Teknede yaşamanın en büyük avantajı nedir?
Eviniz hep doğanın içinde. Gittiğiniz yere evinizle birlikte gidiyorsunuz.
En büyük dezavantajı peki?
Bilmem. Bazı zorlukları var ama dezavantaj olarak algılamıyorum.
Bu işe kalkışanlar sizce ilk neye dikkat etmeli?
Denizi, kuralları iyi biliyor olmak.

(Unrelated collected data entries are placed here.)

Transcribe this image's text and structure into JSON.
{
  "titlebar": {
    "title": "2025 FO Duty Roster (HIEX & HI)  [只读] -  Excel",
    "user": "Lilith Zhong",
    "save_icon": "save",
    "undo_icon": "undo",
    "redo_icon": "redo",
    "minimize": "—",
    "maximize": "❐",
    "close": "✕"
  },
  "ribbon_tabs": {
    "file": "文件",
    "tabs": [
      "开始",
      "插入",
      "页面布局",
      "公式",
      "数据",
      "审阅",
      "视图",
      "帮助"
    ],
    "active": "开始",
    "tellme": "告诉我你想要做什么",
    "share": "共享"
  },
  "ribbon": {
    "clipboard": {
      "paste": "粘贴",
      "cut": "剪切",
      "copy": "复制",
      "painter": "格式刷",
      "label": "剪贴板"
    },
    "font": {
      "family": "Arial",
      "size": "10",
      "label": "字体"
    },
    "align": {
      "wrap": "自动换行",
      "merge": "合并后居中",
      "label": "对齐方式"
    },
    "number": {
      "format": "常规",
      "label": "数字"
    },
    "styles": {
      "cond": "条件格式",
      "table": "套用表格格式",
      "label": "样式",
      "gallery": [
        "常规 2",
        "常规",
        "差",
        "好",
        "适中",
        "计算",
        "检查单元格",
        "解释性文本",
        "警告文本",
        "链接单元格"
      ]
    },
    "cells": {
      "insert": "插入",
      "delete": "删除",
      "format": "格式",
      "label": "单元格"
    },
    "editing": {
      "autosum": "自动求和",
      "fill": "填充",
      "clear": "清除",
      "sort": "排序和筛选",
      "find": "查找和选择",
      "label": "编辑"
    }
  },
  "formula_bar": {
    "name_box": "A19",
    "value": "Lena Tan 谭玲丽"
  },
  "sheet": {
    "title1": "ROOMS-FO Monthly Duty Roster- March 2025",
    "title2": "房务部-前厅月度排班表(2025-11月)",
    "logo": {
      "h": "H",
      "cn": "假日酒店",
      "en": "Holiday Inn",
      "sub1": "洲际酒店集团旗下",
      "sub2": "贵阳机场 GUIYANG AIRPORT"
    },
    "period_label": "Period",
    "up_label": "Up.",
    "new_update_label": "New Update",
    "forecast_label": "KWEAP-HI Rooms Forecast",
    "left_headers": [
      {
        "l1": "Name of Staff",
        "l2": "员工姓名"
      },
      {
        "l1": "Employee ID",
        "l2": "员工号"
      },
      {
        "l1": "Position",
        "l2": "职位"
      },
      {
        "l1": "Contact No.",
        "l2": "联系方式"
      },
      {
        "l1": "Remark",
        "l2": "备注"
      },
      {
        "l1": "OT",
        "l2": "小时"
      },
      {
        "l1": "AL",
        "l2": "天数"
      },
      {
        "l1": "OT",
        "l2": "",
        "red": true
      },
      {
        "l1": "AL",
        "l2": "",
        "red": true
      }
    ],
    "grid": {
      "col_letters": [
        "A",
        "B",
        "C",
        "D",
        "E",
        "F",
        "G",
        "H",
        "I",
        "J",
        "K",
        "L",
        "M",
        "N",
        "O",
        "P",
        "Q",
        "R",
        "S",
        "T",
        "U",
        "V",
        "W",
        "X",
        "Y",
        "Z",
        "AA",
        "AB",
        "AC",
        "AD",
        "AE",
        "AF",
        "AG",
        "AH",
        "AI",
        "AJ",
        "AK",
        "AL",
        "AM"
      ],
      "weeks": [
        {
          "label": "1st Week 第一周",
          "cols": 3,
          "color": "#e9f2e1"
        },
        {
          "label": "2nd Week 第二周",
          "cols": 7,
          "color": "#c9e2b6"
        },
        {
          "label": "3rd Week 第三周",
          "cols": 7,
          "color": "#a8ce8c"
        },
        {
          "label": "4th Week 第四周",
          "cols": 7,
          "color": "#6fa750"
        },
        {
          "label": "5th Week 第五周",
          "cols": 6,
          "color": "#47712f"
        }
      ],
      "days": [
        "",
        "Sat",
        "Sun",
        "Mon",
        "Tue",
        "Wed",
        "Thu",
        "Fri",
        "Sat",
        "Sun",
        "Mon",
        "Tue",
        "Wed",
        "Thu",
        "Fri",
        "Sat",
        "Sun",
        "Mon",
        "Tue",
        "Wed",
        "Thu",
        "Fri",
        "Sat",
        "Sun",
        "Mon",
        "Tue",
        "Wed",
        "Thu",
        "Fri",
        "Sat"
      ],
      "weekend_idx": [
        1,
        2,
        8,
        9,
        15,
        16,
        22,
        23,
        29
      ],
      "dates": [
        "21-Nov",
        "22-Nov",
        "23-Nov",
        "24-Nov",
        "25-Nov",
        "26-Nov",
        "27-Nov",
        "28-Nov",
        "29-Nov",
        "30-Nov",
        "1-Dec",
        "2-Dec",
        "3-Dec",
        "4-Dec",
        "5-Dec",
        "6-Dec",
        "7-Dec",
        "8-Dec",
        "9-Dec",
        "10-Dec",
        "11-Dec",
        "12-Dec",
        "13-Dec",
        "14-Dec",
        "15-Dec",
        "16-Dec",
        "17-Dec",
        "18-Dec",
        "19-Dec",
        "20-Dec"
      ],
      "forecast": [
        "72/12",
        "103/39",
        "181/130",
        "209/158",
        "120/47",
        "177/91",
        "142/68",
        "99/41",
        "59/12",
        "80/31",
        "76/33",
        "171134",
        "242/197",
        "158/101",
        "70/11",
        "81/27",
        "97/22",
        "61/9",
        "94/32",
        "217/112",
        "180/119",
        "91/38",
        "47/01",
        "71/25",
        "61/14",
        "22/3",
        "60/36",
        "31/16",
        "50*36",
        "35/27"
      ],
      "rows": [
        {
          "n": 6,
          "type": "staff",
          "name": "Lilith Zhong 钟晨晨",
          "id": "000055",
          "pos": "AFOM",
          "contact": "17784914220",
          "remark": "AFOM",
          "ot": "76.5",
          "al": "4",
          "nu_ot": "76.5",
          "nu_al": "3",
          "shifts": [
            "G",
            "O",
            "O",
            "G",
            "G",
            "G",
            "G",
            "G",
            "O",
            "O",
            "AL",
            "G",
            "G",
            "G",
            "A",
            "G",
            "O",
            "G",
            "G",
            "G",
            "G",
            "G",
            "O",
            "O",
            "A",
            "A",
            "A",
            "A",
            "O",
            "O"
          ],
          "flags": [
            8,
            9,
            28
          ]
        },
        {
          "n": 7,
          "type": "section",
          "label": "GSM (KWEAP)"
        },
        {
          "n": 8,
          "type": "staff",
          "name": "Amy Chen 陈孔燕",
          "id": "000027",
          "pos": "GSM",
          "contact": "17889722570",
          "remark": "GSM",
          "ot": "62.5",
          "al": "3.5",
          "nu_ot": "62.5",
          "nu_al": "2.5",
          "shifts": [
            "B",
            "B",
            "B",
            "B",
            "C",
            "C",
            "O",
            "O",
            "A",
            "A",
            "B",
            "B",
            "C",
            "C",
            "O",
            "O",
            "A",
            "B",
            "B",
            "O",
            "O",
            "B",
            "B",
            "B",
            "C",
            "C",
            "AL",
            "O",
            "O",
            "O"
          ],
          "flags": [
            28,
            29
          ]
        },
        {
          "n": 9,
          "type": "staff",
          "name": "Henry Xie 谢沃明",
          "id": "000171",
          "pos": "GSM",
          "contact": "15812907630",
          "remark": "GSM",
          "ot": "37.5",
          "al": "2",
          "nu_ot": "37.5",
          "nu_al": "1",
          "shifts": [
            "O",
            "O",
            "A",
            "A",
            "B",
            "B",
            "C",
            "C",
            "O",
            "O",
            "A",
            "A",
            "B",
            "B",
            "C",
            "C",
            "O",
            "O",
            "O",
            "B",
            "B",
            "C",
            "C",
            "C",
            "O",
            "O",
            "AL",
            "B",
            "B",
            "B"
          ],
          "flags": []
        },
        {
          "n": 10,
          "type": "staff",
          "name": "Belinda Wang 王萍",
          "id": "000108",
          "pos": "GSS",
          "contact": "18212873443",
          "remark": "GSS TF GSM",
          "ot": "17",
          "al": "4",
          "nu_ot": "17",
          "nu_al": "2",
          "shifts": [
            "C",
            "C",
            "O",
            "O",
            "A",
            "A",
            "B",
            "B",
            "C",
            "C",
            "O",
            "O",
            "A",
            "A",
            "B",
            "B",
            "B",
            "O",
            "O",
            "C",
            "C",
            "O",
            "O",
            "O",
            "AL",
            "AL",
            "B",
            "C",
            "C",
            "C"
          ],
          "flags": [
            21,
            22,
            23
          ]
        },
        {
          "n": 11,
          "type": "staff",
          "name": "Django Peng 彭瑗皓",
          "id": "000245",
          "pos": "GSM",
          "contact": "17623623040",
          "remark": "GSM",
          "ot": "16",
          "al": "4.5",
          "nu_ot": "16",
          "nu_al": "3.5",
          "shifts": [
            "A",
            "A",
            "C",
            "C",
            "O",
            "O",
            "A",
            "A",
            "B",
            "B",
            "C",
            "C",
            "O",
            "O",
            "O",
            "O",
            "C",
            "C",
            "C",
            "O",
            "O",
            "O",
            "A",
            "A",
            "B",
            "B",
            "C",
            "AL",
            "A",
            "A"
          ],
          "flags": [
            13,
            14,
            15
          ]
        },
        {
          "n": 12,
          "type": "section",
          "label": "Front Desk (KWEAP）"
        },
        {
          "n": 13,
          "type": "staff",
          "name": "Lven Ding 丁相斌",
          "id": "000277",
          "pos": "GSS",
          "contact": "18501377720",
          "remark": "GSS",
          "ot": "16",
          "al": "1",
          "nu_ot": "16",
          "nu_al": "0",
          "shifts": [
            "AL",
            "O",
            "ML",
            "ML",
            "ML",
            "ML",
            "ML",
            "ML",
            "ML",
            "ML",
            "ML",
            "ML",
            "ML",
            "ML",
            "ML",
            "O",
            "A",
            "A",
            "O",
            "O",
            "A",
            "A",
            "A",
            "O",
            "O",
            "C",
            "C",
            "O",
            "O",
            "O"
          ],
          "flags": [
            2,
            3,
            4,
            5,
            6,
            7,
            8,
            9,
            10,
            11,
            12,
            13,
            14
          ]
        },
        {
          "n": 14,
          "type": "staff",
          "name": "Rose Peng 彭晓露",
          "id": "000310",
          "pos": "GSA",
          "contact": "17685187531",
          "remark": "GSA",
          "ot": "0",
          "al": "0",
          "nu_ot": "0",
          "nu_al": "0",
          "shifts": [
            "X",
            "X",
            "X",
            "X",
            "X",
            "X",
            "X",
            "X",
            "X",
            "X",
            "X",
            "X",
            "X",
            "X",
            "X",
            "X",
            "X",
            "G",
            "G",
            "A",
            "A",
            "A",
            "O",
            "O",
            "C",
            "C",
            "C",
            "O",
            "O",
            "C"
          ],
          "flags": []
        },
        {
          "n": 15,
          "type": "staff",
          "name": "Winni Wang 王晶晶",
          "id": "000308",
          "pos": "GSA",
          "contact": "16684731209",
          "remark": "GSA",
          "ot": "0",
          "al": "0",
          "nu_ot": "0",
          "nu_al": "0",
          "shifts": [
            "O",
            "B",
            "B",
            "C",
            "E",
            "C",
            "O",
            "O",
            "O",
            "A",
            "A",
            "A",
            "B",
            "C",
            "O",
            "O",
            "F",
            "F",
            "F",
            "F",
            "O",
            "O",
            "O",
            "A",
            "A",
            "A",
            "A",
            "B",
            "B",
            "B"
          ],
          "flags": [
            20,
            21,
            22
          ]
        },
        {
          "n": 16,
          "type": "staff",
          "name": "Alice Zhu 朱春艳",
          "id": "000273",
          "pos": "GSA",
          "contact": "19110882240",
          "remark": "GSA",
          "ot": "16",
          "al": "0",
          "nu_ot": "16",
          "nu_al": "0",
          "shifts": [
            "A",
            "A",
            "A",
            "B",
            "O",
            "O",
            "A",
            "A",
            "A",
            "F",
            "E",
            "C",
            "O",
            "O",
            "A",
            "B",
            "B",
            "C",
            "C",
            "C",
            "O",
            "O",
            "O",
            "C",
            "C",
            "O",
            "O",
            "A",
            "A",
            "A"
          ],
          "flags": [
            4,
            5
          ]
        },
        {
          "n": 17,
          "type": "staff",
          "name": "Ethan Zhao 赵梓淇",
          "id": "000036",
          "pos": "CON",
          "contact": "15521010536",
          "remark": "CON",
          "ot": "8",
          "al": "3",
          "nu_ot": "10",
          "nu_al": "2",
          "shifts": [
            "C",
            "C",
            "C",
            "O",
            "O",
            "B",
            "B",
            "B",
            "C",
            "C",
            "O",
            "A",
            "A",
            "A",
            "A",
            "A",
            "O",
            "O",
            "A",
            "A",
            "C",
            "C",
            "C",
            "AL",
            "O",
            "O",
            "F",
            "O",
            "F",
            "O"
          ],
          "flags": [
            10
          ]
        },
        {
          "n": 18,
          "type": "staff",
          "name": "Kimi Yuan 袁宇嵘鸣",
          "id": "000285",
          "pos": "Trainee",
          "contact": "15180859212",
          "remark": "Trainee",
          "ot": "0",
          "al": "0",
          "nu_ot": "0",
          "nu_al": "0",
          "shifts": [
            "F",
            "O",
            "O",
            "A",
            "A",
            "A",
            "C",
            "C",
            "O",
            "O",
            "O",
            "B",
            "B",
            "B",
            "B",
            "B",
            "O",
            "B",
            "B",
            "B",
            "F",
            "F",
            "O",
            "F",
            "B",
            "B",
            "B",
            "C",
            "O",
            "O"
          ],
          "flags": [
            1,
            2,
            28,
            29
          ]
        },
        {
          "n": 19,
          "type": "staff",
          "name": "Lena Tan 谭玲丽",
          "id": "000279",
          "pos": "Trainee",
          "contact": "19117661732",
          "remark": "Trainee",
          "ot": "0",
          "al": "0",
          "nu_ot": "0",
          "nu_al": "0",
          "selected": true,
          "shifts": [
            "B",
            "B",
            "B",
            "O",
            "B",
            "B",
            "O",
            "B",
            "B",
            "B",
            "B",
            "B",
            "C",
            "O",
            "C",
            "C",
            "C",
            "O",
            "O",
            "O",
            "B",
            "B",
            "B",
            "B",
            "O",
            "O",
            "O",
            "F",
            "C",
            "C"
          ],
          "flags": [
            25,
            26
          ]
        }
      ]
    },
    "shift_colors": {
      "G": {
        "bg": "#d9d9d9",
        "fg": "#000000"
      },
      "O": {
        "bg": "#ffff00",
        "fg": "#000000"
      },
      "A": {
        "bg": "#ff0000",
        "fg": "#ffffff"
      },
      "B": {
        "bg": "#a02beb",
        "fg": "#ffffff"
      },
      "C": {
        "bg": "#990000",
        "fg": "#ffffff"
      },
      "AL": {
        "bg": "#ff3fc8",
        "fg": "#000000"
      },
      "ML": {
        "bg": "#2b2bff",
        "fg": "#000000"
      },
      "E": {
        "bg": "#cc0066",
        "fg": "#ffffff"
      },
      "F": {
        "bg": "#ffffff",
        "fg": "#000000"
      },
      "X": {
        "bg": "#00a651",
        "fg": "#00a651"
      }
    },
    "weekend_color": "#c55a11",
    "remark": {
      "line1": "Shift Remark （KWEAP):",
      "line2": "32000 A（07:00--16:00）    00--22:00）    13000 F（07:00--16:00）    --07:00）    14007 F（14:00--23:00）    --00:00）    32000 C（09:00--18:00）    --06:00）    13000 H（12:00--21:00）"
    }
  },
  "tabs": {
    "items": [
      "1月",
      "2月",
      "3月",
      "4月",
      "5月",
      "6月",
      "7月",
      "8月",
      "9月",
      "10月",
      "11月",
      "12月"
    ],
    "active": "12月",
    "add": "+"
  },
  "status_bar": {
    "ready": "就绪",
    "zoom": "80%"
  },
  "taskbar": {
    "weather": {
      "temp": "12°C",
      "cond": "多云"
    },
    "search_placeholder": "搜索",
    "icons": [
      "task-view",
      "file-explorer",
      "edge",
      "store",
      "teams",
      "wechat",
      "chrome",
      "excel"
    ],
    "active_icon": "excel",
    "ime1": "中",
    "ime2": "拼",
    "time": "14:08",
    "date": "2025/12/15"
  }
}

Doğayla uyumlu yaşamayı becerebilip, ona karşı haddini bilmek.
Denize tutkun olan her insan teknede yaşam kurmayı başarabilir mi?
Bu bir yaşam biçimi, içinde deniz sevgisini de barındıran bir yaşam biçimi ama tek başına yeterli değil.
Her an yanınızda bulundurmanız gereken olmazsa olmazlar nelerdir?
Acil durumlar için her zaman hazırlıklı olacak bir nevi deprem çantası. Hava durumunu sürekli izleyebilecekleri donanım ki bugün cep telefonu bile yeterli olabiliyor ve navigasyon araçları. Bu da bir akıllı telefonla halledilebiliyor. Ayrıca can güvenliği ekipmanları.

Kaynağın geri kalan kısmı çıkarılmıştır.